The decline is strongest among young adults. In 2024, 70% of non-drinkers in England were aged 16 to 24, and 35% of that group said they never drink. Across all adults, 24% abstained from alcohol in 2025, up from 19% in 2022. Gen Z are “more health-conscious and are increasingly adopting mindful drinking practices,” the Night Time Industries Association said, boosting demand for alcohol-free and low-alcohol drinks.
Major drinks companies have been hit. Diageo, Pernod Ricard, and Rémy Cointreau shares are at decade-low levels. Brown-Forman, Treasury Wine Estates, and China’s Kweichow Moutai have also fallen. “It is notable that in an industry where a lot of changes are occurring, suddenly there is also a lot of management change,” Simon said.

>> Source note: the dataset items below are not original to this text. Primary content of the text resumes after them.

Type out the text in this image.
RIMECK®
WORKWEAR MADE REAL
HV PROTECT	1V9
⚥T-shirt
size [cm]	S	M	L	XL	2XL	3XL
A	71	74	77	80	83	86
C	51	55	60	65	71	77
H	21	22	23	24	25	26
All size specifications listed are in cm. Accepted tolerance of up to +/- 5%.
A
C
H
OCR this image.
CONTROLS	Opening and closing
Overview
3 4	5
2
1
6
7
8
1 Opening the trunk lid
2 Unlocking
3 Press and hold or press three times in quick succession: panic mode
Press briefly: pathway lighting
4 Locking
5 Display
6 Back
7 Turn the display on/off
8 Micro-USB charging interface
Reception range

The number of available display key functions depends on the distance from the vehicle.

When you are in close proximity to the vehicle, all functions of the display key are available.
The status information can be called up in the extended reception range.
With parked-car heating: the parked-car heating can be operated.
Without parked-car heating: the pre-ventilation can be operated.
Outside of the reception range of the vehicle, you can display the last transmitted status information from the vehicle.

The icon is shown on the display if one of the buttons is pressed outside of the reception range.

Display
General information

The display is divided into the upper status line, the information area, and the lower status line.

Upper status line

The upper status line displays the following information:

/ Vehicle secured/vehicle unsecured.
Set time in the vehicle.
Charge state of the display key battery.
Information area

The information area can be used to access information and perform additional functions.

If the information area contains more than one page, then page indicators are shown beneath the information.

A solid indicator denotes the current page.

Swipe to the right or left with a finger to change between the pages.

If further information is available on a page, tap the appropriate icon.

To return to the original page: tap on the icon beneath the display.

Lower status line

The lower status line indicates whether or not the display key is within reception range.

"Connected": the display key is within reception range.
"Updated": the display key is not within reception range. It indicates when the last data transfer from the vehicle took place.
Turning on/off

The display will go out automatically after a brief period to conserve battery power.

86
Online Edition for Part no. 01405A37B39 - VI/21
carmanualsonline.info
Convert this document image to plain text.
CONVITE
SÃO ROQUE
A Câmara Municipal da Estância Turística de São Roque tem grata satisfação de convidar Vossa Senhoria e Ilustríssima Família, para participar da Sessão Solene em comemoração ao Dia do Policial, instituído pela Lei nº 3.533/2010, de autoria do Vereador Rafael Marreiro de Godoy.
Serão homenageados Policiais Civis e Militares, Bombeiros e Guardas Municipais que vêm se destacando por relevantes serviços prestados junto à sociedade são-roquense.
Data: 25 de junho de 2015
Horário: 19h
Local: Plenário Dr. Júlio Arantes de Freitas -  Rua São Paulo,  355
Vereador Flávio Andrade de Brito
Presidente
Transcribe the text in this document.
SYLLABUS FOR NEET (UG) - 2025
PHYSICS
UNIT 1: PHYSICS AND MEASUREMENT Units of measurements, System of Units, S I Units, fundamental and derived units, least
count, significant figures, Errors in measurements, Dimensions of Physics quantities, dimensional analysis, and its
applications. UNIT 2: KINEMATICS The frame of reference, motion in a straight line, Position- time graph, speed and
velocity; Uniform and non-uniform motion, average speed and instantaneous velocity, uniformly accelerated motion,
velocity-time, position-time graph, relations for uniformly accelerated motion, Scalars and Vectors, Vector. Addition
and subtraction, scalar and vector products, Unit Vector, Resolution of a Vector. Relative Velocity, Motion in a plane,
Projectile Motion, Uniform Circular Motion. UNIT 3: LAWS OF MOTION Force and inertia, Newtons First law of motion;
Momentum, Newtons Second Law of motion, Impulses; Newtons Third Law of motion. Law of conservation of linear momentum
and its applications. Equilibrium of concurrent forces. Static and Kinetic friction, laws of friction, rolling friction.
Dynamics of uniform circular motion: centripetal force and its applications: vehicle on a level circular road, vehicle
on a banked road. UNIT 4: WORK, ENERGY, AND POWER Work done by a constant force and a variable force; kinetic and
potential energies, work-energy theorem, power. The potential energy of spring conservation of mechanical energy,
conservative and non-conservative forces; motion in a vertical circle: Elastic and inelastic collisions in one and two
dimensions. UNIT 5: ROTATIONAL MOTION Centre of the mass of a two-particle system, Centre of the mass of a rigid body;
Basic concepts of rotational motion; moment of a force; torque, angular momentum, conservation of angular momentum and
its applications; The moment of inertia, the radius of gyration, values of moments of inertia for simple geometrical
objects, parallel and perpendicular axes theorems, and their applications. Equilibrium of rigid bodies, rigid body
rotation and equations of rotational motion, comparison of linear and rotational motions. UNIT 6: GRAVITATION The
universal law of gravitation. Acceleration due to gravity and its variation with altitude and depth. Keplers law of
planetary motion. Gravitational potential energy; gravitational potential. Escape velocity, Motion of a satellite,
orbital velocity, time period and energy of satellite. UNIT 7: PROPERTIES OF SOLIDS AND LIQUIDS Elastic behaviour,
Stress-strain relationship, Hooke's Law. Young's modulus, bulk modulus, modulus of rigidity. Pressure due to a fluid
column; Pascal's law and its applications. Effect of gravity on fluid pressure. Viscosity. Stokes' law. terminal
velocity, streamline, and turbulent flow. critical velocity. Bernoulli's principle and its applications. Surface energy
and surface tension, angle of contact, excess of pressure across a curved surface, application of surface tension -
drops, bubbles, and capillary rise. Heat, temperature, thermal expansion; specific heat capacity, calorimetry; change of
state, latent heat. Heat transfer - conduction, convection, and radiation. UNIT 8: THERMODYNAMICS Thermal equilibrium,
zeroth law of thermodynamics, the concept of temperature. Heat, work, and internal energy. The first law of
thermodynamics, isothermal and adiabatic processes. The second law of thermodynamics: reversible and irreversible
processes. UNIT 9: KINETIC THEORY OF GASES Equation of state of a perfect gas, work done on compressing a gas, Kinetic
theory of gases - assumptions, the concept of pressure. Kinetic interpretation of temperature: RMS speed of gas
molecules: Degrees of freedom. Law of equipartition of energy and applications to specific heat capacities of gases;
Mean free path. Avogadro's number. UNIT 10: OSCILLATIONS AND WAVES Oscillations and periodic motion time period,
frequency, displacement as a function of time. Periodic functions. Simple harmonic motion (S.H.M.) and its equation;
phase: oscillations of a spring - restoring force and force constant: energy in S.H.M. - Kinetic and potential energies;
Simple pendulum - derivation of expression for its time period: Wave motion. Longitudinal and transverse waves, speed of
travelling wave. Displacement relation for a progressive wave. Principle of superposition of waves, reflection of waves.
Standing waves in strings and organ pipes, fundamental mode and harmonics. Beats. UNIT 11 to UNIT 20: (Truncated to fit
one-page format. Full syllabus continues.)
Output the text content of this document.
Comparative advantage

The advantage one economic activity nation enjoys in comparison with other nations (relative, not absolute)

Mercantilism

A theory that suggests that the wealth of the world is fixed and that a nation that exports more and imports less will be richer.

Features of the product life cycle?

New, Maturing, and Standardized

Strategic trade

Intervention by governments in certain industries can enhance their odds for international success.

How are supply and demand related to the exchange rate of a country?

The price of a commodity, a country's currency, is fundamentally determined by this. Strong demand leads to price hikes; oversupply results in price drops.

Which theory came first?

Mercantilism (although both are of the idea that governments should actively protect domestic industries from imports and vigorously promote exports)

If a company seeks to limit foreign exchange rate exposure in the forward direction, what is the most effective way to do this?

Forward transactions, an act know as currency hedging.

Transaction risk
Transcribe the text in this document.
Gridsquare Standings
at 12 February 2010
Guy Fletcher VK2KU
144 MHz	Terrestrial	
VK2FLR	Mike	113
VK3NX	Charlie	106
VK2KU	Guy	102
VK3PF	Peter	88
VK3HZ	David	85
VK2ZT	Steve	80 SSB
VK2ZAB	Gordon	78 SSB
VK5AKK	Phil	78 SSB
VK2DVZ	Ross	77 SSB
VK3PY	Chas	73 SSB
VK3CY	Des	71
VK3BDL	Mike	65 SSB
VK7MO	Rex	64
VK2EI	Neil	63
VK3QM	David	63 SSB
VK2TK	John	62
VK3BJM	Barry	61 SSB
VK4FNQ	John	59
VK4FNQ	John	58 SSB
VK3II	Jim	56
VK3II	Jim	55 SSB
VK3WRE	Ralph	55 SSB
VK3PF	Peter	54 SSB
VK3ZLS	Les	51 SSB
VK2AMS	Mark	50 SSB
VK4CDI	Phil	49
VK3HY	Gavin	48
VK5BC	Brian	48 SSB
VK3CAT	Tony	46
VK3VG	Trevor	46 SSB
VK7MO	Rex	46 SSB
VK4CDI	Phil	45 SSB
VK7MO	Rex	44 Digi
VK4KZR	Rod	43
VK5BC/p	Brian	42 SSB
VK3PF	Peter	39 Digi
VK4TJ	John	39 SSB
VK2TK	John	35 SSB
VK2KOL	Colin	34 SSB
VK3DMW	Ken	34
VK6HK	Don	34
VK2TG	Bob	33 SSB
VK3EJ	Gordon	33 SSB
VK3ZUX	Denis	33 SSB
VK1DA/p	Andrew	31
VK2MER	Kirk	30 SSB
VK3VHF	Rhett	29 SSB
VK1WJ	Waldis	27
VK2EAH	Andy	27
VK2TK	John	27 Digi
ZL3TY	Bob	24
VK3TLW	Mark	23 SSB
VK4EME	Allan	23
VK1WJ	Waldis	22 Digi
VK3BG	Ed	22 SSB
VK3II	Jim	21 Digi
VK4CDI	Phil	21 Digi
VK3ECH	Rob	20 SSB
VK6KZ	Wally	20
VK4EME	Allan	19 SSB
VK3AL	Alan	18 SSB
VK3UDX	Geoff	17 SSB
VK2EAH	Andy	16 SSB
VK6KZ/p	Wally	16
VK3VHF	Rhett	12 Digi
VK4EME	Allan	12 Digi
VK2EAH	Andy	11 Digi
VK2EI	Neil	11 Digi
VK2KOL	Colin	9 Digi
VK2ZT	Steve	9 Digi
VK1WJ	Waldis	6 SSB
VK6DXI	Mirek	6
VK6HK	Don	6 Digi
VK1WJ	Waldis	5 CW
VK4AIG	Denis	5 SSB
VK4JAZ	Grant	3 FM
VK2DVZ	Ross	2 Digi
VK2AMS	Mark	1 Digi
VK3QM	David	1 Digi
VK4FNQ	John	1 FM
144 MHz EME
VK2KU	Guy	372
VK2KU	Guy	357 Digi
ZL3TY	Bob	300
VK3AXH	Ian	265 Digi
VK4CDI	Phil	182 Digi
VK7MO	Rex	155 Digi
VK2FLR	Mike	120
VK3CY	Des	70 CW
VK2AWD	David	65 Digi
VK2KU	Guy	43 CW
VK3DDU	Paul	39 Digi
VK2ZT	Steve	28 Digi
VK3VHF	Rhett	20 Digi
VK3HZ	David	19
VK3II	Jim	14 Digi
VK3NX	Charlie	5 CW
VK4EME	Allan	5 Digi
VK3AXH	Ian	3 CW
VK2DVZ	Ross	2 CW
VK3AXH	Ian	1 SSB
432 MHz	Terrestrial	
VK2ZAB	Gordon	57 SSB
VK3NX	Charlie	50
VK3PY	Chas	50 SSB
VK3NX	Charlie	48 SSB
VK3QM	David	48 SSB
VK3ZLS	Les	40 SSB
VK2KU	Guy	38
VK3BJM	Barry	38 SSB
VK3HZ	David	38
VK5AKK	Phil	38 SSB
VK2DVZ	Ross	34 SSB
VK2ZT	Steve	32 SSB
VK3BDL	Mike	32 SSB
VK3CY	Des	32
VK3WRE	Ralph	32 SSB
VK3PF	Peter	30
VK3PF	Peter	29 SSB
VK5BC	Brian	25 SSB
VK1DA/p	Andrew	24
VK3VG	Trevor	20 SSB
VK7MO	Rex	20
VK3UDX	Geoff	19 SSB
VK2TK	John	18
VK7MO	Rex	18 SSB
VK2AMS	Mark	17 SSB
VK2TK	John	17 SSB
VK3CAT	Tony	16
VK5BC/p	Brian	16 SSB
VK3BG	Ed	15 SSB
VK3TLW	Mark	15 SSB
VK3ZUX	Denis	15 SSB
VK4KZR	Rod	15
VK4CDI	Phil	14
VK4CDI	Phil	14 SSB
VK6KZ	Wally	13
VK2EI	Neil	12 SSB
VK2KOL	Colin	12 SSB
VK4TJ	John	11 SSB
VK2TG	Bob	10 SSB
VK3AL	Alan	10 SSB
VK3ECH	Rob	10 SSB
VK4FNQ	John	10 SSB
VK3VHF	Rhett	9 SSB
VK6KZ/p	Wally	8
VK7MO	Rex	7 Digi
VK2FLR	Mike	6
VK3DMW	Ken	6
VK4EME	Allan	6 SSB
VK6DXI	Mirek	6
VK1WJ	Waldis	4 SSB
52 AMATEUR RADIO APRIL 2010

Producers are responding with new products and acquisitions, including Carlsberg’s non-alcoholic cider and Diageo’s purchase of Ritual Zero Proof. Jim Beam will pause operations at its Kentucky distillery in 2026 due to oversupply, though Suntory Global Spirits says layoffs are not planned.
Some investors see opportunity. Richard Cook of hedge fund Cook & Bynum said, “We don’t think that humans are going to stop drinking alcohol. The beer they sell is going to be more premium and higher margin over time.”
The shift shows a clear cultural change, with Gen Z leading the move toward alcohol-free and health-conscious lifestyles.